Q All right. Did you consider the fact they can lower the lines, if they so desire, to a matter of a few feet above the ground in arriving at the $4,000.00?
MR. BELISLE: If the Court please, that is not true. They are regulated by Code and Mr. Murphy knows that.
MR. MURPHY: Just a moment. I object. That is highly prejudicial.
THE COURT: The objections will be sustained. Now, gentlemen, let’s make the rest of the remarks to the Court. There is nothing before the Court as to what the code is.”
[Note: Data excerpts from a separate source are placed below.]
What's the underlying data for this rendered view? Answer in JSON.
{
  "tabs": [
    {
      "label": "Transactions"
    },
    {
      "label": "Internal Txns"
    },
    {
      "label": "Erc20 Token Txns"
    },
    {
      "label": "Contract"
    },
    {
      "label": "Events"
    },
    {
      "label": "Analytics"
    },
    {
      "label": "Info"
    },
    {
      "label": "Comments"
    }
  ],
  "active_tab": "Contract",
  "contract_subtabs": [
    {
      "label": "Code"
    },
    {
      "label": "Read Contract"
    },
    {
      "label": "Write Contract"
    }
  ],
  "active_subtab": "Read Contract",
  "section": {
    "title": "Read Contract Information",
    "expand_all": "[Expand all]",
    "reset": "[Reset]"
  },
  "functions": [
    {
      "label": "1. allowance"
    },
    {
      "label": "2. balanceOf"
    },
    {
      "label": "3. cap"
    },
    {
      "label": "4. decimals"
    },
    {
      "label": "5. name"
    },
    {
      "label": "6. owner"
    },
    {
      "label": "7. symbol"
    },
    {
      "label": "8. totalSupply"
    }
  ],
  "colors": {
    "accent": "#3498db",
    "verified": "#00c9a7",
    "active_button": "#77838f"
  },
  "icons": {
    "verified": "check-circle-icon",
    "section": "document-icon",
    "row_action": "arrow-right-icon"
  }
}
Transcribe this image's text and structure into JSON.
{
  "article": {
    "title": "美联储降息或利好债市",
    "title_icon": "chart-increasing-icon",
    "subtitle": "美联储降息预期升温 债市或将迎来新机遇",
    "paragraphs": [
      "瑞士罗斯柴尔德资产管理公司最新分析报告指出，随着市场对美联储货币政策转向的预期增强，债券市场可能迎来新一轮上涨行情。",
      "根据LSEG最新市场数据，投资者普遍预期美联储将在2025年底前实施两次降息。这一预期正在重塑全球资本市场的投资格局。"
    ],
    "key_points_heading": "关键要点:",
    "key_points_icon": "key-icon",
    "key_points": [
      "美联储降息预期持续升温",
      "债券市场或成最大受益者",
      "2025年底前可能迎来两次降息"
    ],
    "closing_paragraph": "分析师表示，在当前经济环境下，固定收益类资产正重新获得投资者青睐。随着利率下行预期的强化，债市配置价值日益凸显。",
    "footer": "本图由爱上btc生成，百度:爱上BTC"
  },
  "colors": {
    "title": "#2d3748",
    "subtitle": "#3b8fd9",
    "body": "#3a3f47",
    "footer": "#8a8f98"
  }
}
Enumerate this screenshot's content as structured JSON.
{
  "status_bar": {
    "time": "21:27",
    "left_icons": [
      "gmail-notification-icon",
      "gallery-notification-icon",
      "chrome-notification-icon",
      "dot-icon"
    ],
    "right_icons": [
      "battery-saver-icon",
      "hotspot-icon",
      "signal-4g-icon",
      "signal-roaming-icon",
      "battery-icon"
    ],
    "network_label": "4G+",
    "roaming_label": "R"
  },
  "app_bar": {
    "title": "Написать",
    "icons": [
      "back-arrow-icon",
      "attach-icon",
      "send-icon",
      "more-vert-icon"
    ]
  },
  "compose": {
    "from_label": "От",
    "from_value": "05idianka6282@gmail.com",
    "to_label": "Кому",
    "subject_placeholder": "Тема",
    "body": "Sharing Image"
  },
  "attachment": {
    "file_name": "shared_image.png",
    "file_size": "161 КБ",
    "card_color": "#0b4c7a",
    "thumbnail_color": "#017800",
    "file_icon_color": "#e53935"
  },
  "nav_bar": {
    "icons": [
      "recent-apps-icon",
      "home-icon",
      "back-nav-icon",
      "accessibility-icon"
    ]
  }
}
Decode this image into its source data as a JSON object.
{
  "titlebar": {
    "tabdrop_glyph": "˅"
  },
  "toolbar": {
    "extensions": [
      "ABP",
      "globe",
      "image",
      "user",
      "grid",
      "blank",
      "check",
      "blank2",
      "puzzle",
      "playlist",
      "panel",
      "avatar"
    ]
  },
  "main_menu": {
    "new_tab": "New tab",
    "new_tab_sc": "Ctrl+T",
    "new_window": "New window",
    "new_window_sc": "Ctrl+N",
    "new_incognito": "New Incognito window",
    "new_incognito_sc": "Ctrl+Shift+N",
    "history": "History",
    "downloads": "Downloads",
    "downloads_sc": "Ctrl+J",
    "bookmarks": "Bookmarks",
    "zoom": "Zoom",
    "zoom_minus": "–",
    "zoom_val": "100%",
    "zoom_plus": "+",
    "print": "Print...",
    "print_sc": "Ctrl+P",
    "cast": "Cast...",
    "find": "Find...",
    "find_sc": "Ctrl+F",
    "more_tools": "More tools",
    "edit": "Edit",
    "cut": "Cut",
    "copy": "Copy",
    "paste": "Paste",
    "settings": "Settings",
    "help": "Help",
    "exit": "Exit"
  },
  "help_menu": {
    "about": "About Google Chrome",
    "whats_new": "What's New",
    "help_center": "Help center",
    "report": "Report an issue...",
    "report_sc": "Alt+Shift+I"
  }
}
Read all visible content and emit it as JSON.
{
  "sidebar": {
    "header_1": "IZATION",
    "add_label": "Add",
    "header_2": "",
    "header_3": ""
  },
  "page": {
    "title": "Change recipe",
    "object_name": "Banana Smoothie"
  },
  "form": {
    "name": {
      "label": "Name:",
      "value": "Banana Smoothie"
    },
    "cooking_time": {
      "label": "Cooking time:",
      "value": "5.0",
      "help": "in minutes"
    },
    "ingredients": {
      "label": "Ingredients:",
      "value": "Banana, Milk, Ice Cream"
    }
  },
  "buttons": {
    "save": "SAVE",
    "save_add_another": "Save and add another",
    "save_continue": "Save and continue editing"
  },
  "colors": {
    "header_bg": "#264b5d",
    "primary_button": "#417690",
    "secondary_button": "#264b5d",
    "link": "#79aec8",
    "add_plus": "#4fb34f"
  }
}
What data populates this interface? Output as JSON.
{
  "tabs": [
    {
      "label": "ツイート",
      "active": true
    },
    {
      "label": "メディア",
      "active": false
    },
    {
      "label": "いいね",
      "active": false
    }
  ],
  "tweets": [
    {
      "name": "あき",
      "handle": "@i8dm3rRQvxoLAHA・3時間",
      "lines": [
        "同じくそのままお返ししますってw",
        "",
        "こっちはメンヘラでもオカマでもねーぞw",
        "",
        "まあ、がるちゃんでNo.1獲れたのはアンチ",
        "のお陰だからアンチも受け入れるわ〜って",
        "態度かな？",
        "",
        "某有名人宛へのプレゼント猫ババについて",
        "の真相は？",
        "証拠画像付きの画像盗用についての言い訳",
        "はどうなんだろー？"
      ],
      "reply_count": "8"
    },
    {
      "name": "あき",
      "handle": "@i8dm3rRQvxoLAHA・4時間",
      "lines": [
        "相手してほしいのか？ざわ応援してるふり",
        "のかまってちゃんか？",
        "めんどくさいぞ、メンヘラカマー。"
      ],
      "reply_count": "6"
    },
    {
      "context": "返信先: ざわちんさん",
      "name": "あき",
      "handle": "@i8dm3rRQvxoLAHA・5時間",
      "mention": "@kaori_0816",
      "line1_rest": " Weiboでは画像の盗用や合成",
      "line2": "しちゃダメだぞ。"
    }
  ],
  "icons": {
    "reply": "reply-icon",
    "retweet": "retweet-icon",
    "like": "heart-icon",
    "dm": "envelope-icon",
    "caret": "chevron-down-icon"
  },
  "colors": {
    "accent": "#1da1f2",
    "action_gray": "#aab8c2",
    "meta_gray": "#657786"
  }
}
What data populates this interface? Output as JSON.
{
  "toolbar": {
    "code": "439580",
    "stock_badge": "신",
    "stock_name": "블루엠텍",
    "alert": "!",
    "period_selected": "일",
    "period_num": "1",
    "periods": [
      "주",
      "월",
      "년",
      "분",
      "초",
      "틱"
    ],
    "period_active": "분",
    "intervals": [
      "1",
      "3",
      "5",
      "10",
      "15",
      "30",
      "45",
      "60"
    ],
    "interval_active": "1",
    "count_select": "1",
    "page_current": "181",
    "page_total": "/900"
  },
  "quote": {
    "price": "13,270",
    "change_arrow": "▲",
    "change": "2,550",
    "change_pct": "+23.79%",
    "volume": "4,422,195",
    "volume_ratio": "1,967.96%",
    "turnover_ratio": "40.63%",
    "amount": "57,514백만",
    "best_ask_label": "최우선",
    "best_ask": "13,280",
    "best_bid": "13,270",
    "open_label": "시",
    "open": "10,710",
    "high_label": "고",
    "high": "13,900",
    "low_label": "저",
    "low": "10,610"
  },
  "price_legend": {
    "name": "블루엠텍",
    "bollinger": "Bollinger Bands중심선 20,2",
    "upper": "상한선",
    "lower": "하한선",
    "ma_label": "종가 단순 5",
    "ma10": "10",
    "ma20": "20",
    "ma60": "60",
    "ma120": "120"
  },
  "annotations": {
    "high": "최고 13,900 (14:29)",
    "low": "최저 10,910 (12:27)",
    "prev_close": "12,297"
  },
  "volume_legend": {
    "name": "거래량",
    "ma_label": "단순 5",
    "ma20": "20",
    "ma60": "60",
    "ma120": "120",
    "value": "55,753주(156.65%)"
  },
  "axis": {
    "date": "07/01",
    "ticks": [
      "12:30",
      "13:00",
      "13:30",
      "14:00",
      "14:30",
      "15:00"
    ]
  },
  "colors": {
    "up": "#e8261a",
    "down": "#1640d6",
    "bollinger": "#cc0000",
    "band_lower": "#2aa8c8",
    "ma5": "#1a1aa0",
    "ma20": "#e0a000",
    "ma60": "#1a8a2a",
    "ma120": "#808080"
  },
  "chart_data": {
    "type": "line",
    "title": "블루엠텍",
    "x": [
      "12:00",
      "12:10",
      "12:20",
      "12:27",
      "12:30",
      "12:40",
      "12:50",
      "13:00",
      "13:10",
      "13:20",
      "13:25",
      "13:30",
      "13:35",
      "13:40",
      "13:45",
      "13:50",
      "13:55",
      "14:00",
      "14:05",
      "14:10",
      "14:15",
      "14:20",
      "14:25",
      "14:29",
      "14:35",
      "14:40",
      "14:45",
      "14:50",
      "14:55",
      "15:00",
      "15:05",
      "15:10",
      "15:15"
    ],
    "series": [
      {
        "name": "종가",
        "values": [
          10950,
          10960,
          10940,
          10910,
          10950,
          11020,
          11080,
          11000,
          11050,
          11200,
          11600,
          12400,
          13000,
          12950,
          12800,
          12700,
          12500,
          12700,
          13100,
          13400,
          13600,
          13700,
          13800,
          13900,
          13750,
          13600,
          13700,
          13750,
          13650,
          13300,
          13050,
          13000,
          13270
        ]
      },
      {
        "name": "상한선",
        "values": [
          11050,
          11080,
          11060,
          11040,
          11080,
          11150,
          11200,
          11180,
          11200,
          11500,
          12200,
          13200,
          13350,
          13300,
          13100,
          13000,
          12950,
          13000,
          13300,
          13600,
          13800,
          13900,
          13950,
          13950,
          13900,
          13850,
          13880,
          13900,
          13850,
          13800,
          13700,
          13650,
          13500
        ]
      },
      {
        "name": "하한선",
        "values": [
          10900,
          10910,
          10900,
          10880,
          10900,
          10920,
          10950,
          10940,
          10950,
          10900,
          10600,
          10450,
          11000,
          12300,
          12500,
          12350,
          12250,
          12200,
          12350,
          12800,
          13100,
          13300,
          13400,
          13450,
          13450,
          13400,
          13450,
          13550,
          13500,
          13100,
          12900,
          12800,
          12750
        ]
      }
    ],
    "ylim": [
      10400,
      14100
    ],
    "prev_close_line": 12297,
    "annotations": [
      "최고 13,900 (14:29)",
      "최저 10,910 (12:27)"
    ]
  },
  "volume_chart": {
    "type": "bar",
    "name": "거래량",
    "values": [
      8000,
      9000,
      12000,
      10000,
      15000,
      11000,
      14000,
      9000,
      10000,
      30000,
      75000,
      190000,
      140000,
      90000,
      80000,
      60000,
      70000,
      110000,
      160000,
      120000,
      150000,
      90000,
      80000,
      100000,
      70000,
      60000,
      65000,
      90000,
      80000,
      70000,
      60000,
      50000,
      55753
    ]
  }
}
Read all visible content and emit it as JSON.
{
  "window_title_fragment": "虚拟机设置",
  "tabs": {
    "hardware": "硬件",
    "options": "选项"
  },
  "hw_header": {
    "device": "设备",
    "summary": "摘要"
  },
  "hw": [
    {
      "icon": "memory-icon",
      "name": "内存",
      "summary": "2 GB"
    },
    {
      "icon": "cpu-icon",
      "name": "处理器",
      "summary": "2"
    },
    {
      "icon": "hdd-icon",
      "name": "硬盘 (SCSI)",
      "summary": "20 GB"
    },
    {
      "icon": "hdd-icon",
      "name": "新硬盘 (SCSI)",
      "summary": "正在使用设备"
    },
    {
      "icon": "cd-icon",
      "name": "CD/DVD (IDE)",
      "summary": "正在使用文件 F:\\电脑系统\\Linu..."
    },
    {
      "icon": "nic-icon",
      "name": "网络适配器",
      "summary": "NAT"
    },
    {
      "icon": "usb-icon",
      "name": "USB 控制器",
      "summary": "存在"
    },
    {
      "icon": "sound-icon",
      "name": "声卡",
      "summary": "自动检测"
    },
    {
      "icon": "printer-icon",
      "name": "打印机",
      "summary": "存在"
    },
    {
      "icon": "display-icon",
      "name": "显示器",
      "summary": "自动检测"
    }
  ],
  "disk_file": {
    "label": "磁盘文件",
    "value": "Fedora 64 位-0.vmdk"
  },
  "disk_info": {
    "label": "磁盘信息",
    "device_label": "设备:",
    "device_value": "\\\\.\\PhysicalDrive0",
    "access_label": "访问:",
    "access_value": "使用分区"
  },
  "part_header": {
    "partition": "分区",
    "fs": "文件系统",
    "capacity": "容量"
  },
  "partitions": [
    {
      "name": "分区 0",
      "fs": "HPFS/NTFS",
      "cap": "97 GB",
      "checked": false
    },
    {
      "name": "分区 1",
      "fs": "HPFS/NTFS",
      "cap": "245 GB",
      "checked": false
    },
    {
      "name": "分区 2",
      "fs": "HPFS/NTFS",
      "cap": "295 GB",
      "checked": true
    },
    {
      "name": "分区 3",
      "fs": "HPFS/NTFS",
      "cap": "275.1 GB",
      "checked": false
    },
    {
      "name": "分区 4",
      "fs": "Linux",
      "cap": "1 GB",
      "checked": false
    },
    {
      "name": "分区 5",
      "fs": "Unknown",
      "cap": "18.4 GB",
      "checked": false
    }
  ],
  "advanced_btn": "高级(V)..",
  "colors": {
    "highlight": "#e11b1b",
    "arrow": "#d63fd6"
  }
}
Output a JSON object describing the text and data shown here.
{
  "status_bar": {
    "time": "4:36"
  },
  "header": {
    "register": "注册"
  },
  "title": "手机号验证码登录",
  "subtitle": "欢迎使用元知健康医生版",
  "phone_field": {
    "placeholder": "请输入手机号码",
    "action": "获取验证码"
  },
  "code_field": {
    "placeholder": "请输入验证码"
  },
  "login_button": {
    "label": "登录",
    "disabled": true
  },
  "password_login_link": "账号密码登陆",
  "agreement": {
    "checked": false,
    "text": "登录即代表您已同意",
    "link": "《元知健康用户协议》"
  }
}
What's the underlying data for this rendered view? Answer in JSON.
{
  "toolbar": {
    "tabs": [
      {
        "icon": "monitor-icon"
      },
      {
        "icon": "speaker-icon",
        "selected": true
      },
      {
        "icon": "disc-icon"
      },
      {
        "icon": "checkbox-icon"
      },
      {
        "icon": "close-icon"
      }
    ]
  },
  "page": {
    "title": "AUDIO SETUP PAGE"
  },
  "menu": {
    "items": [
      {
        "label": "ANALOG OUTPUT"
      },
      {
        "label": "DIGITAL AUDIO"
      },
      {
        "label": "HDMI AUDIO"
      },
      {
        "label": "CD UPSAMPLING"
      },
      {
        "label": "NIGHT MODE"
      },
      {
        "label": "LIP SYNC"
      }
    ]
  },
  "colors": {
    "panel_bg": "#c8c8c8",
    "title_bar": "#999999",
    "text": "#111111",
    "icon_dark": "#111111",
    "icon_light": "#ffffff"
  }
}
If the above quoted remark of plaintiff’s counsel be construed as an objection to the preceding question, it is obvious that when defendants’ counsel interposed his objection to such remark there were two objections pending before the court before any ruling was made. The court specifically ruled that “The objections will be sustained” and admonished both counsel to address their remarks to the bench. No further relief was requested by plaintiff’s counsel by way of objection, motion to strike, or otherwise, nor did counsel request an instruction withdrawing the element of danger from the jury. For that matter the word “danger” was not used in the jury’s presence, and it is our belief that the question respecting plaintiff’s right to lower its wires did not necessarily inject the factor of danger into the case. In any event the alleged error has been waived and is not preserved for review. See State ex rel. State Highway Commission v. Henderson, Mo.App., 381 S.W.2d 10.

The judgment is affirmed.

HOWARD, P. J., and PHIL H. COOK, Special Judge, concur. SH ANGLER, J., not participating because not a member of the Court when the cause was submitted.

. In Kamo Electric Cooperative v. Brooks, 337 S.W.2d 444 (decided in 1960) the Springfield Court of Appeals ruled that detriment to the market value of farm property because of the unsightly appearance of an electric transmission line should not be considered as an element of the property owners’ damage.

. In Union Electric Co. of Missouri v. Simpson, 371 S.W.2d 673 (decided in 1963) the St. Louis Court of Appeals held that the jury had a right to consider the effect unsightliness of power lines across farm land may have upon its market value. The court reasoned that “they are entitled to take into account every element and every effect resulting from the taking and from the structures installed, which would influence an intended purchaser’s estimate of the market value of the subject property.”






Rehearing

On Rehearing

PER CURIAM:

After adoption of the foregoing opinion plaintiff timely filed a motion for rehearing or in the alternative to transfer to the Supreme Court. Prior to our final consideration of that motion, and after this court had denied a motion for rehearing or transfer following our affirmance of the judgment in the second trial of Kamo Electric Cooperative, Inc., v. Cushard, et al., the Supreme Court sustained Kamo’s application for transfer and that cause was duly transferred to that court en banc. We deem it of interest to lawyers and courts to note that upon consideration of the Kamo appeal, the Supreme Court approved the prior opinions of this court rendered in the cause, affirmed the judgment by opinion rendered June 8th, 1970, and denied re-hearing on July 13, 1970.

The motion in this cause for rehearing or to transfer to the Supreme Court is overruled.